ABD Dışişleri Bakanlığının yayımladığı yıllık İnsan Hakları Raporunda İsrail’in işgali altında bulunan Batı Şeri ve Doğu Kudüs ve Gazze Şeridi için daha önce kullandığı ‘işgal altındaki topraklar’ ifadesini kaldırıldı.
Filistin Kurtuluş Örgütü Yönetim Kurulu Üyesi Ahmed Mecdelani, uluslararası toplum tarafından kullanılan ‘işgal altındaki topraklar’ ifadesini ABD’nin kullanmaktan vazgeçmesini işgale rıza olarak gördüklerini söyledi.
İsrail’in işgal altındaki topraklara Yahudi yerleşimini kuvvetle savunan ABD’nin İsrail Büyükelçisi David Friedman, geçtiğimiz Aralık ayında Dışişleri Bakanlığına, Filistin toprakları için ‘işgal altındaki topraklar’ ifadesini kullanmamalarını isteyen bir rapor sunmuştu.
ABD Dışişleri Bakanlığının yayımladığı yıllık İnsan Hakları Raporunda İsrail’in işgali altında bulunan Batı Şeri ve Doğu Kudüs ve Gazze Şeridi için daha önce kullandığı ‘işgal altındaki topraklar’ ifadesi kaldırıldı.
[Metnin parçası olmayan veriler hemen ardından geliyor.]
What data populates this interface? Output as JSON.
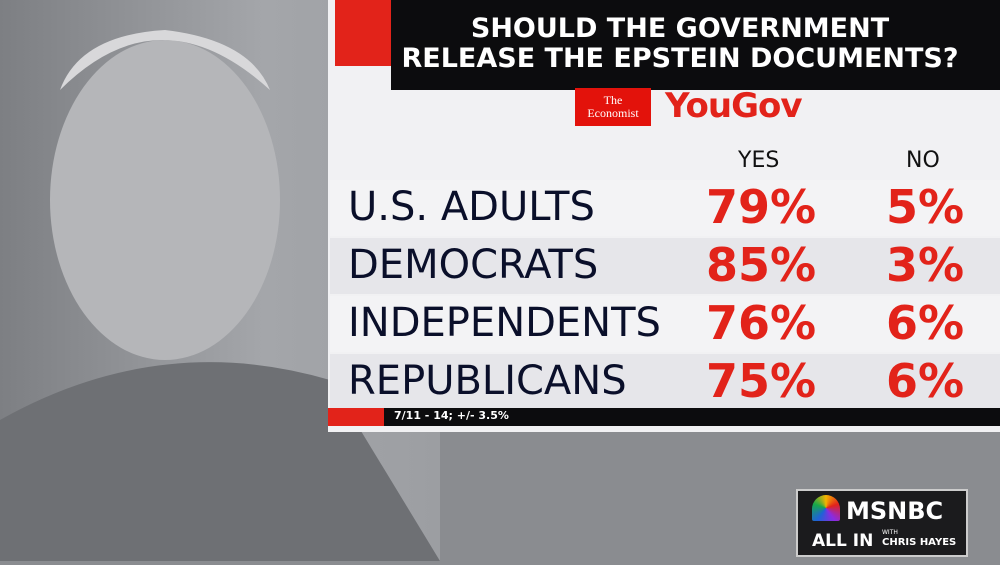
{
  "graphic": {
    "title_lines": [
      "SHOULD THE GOVERNMENT",
      "RELEASE THE EPSTEIN DOCUMENTS?"
    ],
    "sources": [
      "The Economist",
      "YouGov"
    ],
    "table": {
      "header": [
        "YES",
        "NO"
      ],
      "rows": [
        [
          "U.S. ADULTS",
          "79%",
          "5%"
        ],
        [
          "DEMOCRATS",
          "85%",
          "3%"
        ],
        [
          "INDEPENDENTS",
          "76%",
          "6%"
        ],
        [
          "REPUBLICANS",
          "75%",
          "6%"
        ]
      ]
    },
    "footnote": "7/11 - 14; +/- 3.5%"
  },
  "network": {
    "name": "MSNBC",
    "show": "ALL IN",
    "with": "WITH",
    "host": "CHRIS HAYES"
  }
}
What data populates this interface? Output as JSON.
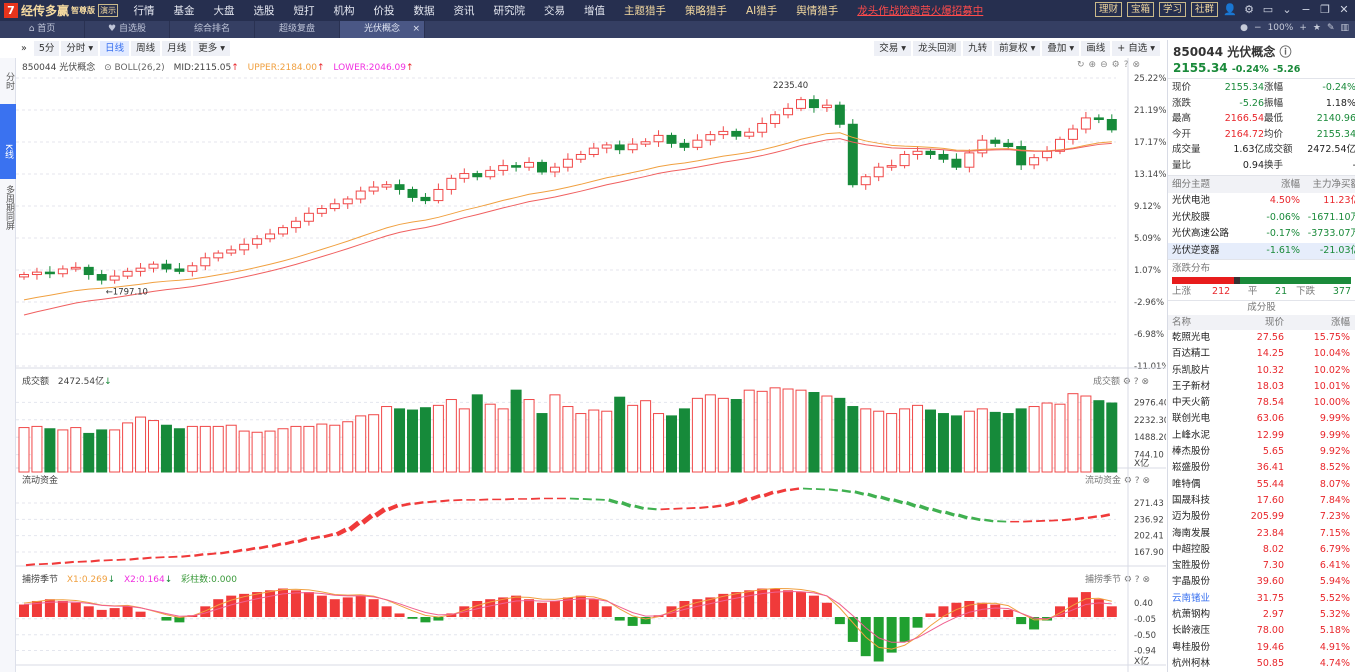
{
  "app": {
    "logo_mark": "7",
    "name": "经传多赢",
    "edition": "智尊版",
    "demo": "演示"
  },
  "menu": [
    {
      "label": "行情"
    },
    {
      "label": "基金"
    },
    {
      "label": "大盘"
    },
    {
      "label": "选股"
    },
    {
      "label": "短打"
    },
    {
      "label": "机构"
    },
    {
      "label": "价投"
    },
    {
      "label": "数据"
    },
    {
      "label": "资讯"
    },
    {
      "label": "研究院"
    },
    {
      "label": "交易"
    },
    {
      "label": "增值"
    },
    {
      "label": "主题猎手",
      "style": "gold"
    },
    {
      "label": "策略猎手",
      "style": "gold"
    },
    {
      "label": "AI猎手",
      "style": "gold"
    },
    {
      "label": "舆情猎手",
      "style": "gold"
    },
    {
      "label": "龙头作战险跑营火爆招募中",
      "style": "promo"
    }
  ],
  "top_right_buttons": [
    "理财",
    "宝箱",
    "学习",
    "社群"
  ],
  "window_icons": [
    "user-icon",
    "gear-icon",
    "window-icon",
    "chevron-down-icon",
    "minimize-icon",
    "restore-icon",
    "close-icon"
  ],
  "tabs": [
    {
      "label": "首页",
      "icon": "home-icon"
    },
    {
      "label": "自选股",
      "icon": "heart-icon"
    },
    {
      "label": "综合排名"
    },
    {
      "label": "超级复盘"
    },
    {
      "label": "光伏概念",
      "active": true
    }
  ],
  "zoom": {
    "level": "100%"
  },
  "left_strip": [
    "分时",
    "K线",
    "多周期同屏"
  ],
  "toolbar": {
    "left": [
      "5分",
      "分时 ▾",
      "日线",
      "周线",
      "月线",
      "更多 ▾"
    ],
    "active": "日线",
    "right": [
      "交易 ▾",
      "龙头回测",
      "九转",
      "前复权 ▾",
      "叠加 ▾",
      "画线",
      "+ 自选 ▾"
    ]
  },
  "main_chart": {
    "header": {
      "code_name": "850044 光伏概念",
      "indicator": "BOLL(26,2)",
      "mid": "MID:2115.05",
      "upper": "UPPER:2184.00",
      "lower": "LOWER:2046.09"
    },
    "y_ticks": [
      "25.22%",
      "21.19%",
      "17.17%",
      "13.14%",
      "9.12%",
      "5.09%",
      "1.07%",
      "-2.96%",
      "-6.98%",
      "-11.01%"
    ],
    "high_label": "2235.40",
    "high_index": 60,
    "low_label": "1797.10",
    "low_index": 6,
    "closes_pct": [
      0.5,
      0.8,
      0.6,
      1.2,
      1.4,
      0.5,
      -0.2,
      0.3,
      0.9,
      1.3,
      1.8,
      1.2,
      0.9,
      1.6,
      2.6,
      3.2,
      3.6,
      4.3,
      5.0,
      5.6,
      6.4,
      7.2,
      8.2,
      8.8,
      9.4,
      10.0,
      11.0,
      11.5,
      11.8,
      11.2,
      10.2,
      9.8,
      11.2,
      12.6,
      13.2,
      12.8,
      13.6,
      14.2,
      14.0,
      14.6,
      13.4,
      14.0,
      15.0,
      15.6,
      16.4,
      16.8,
      16.2,
      16.9,
      17.2,
      18.0,
      17.0,
      16.5,
      17.4,
      18.1,
      18.5,
      17.9,
      18.4,
      19.5,
      20.6,
      21.4,
      22.5,
      21.5,
      21.8,
      19.4,
      11.8,
      12.8,
      14.0,
      14.2,
      15.6,
      16.0,
      15.6,
      15.0,
      14.0,
      15.8,
      17.4,
      17.0,
      16.6,
      14.3,
      15.2,
      16.0,
      17.5,
      18.8,
      20.2,
      20.0,
      18.7
    ],
    "colors": {
      "up": "#f04848",
      "down": "#168a3a",
      "mid": "#f0a040",
      "lower": "#f06060"
    }
  },
  "volume_panel": {
    "title": "成交额",
    "value": "2472.54亿",
    "y_ticks": [
      "2976.40",
      "2232.30",
      "1488.20",
      "744.10"
    ],
    "unit": "X亿",
    "values": [
      1900,
      1950,
      1850,
      1800,
      1900,
      1650,
      1800,
      1800,
      2100,
      2350,
      2200,
      2000,
      1850,
      1950,
      1950,
      1950,
      2000,
      1750,
      1700,
      1750,
      1850,
      1950,
      1950,
      2050,
      2000,
      2150,
      2400,
      2450,
      2800,
      2700,
      2650,
      2750,
      2850,
      3100,
      2700,
      3300,
      2900,
      2700,
      3500,
      3100,
      2500,
      3300,
      2800,
      2500,
      2650,
      2600,
      3200,
      2850,
      3050,
      2500,
      2400,
      2700,
      3150,
      3300,
      3150,
      3100,
      3500,
      3450,
      3600,
      3550,
      3500,
      3400,
      3250,
      3150,
      2800,
      2700,
      2600,
      2500,
      2700,
      2850,
      2650,
      2500,
      2400,
      2600,
      2700,
      2550,
      2500,
      2700,
      2800,
      2950,
      2900,
      3350,
      3250,
      3050,
      2950
    ]
  },
  "fund_panel": {
    "title": "流动资金",
    "y_ticks": [
      "271.43",
      "236.92",
      "202.41",
      "167.90"
    ],
    "unit": "X亿",
    "values": [
      140,
      142,
      143,
      145,
      147,
      148,
      150,
      151,
      152,
      154,
      156,
      157,
      158,
      160,
      163,
      165,
      168,
      172,
      176,
      180,
      185,
      190,
      196,
      200,
      205,
      215,
      230,
      245,
      258,
      266,
      270,
      273,
      275,
      277,
      278,
      278,
      279,
      279,
      280,
      280,
      281,
      281,
      281,
      280,
      279,
      278,
      272,
      265,
      260,
      258,
      259,
      260,
      261,
      263,
      266,
      272,
      280,
      287,
      294,
      299,
      302,
      301,
      300,
      298,
      295,
      290,
      284,
      278,
      272,
      265,
      258,
      252,
      246,
      240,
      236,
      233,
      232,
      232,
      233,
      234,
      235,
      237,
      240,
      243,
      247
    ]
  },
  "catch_panel": {
    "title": "捕捞季节",
    "x1": "X1:0.269",
    "x2": "X2:0.164",
    "bars_label": "彩柱数:0.000",
    "y_ticks": [
      "0.40",
      "-0.05",
      "-0.50",
      "-0.94"
    ],
    "values": [
      0.35,
      0.45,
      0.5,
      0.45,
      0.4,
      0.3,
      0.2,
      0.25,
      0.3,
      0.15,
      0.0,
      -0.1,
      -0.15,
      0.05,
      0.3,
      0.5,
      0.6,
      0.65,
      0.7,
      0.75,
      0.8,
      0.75,
      0.7,
      0.6,
      0.5,
      0.55,
      0.6,
      0.5,
      0.3,
      0.1,
      -0.05,
      -0.15,
      -0.1,
      0.1,
      0.3,
      0.45,
      0.5,
      0.55,
      0.6,
      0.5,
      0.4,
      0.45,
      0.55,
      0.6,
      0.5,
      0.3,
      -0.1,
      -0.25,
      -0.2,
      0.05,
      0.3,
      0.45,
      0.5,
      0.55,
      0.65,
      0.7,
      0.75,
      0.8,
      0.8,
      0.75,
      0.7,
      0.6,
      0.4,
      -0.2,
      -0.7,
      -1.1,
      -1.25,
      -1.0,
      -0.7,
      -0.3,
      0.1,
      0.3,
      0.4,
      0.45,
      0.4,
      0.35,
      0.2,
      -0.2,
      -0.35,
      -0.1,
      0.3,
      0.55,
      0.7,
      0.5,
      0.3
    ]
  },
  "quote": {
    "title": "850044 光伏概念",
    "price": "2155.34",
    "pct": "-0.24%",
    "chg": "-5.26",
    "rows": [
      [
        "现价",
        "2155.34",
        "g",
        "涨幅",
        "-0.24%",
        "g"
      ],
      [
        "涨跌",
        "-5.26",
        "g",
        "振幅",
        "1.18%",
        "k"
      ],
      [
        "最高",
        "2166.54",
        "r",
        "最低",
        "2140.96",
        "g"
      ],
      [
        "今开",
        "2164.72",
        "r",
        "均价",
        "2155.34",
        "g"
      ],
      [
        "成交量",
        "1.63亿",
        "k",
        "成交额",
        "2472.54亿",
        "k"
      ],
      [
        "量比",
        "0.94",
        "k",
        "换手",
        "-",
        "k"
      ]
    ]
  },
  "sub_themes": {
    "headers": [
      "细分主题",
      "涨幅",
      "主力净买额"
    ],
    "rows": [
      [
        "光伏电池",
        "4.50%",
        "11.23亿",
        "r"
      ],
      [
        "光伏胶膜",
        "-0.06%",
        "-1671.10万",
        "g"
      ],
      [
        "光伏高速公路",
        "-0.17%",
        "-3733.07万",
        "g"
      ],
      [
        "光伏逆变器",
        "-1.61%",
        "-21.03亿",
        "g"
      ]
    ]
  },
  "distribution": {
    "title": "涨跌分布",
    "up_label": "上涨",
    "up": "212",
    "flat_label": "平",
    "flat": "21",
    "down_label": "下跌",
    "down": "377"
  },
  "constituents": {
    "title": "成分股",
    "headers": [
      "名称",
      "现价",
      "涨幅"
    ],
    "rows": [
      [
        "乾照光电",
        "27.56",
        "15.75%"
      ],
      [
        "百达精工",
        "14.25",
        "10.04%"
      ],
      [
        "乐凯胶片",
        "10.32",
        "10.02%"
      ],
      [
        "王子新材",
        "18.03",
        "10.01%"
      ],
      [
        "中天火箭",
        "78.54",
        "10.00%"
      ],
      [
        "联创光电",
        "63.06",
        "9.99%"
      ],
      [
        "上峰水泥",
        "12.99",
        "9.99%"
      ],
      [
        "棒杰股份",
        "5.65",
        "9.92%"
      ],
      [
        "崧盛股份",
        "36.41",
        "8.52%"
      ],
      [
        "唯特偶",
        "55.44",
        "8.07%"
      ],
      [
        "国晟科技",
        "17.60",
        "7.84%"
      ],
      [
        "迈为股份",
        "205.99",
        "7.23%"
      ],
      [
        "海南发展",
        "23.84",
        "7.15%"
      ],
      [
        "中超控股",
        "8.02",
        "6.79%"
      ],
      [
        "宝胜股份",
        "7.30",
        "6.41%"
      ],
      [
        "宇晶股份",
        "39.60",
        "5.94%"
      ],
      [
        "云南锗业",
        "31.75",
        "5.52%"
      ],
      [
        "杭萧钢构",
        "2.97",
        "5.32%"
      ],
      [
        "长龄液压",
        "78.00",
        "5.18%"
      ],
      [
        "粤桂股份",
        "19.46",
        "4.91%"
      ],
      [
        "杭州柯林",
        "50.85",
        "4.74%"
      ]
    ],
    "highlight_index": 16
  }
}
Mecdelani, ABD’nin yayımladığı uluslararası raporlarla İsrail’in bölgedeki imajını düzeltmeye çalıştığını ancak bütün dünyanın işgalin dehşetini ve İsrail devletinin Filistinlilere karşı sistematik devlet terörü uygulamasının farkında olduğunu vurguladı.
Mecdelani, İsrail’in Gazze Şeridi’nde son üç haftada silahsız göstericilere karşı uyguladığı insan hakları ihlali ve suçların soruşturulması için uluslararası bir komisyon kurulmasını isteyerek İsrail’e karşı Filistinlilere uluslararası koruma sağlanması çağrısında bulundu.
Mecdelani konuşmasını şöyle sürdürdü:
“Eğer ABD’nin siyasi süreçteki hegemonyasını kırmak için milletlerarası bir girişim olmaz ve durum böyle devam ederse hiçbir sonuç alamayız. Bu durumda bütün bölgeyi çevreleyecek bir patlamadan Trump yönetimi tam sorumlu olacaktır.”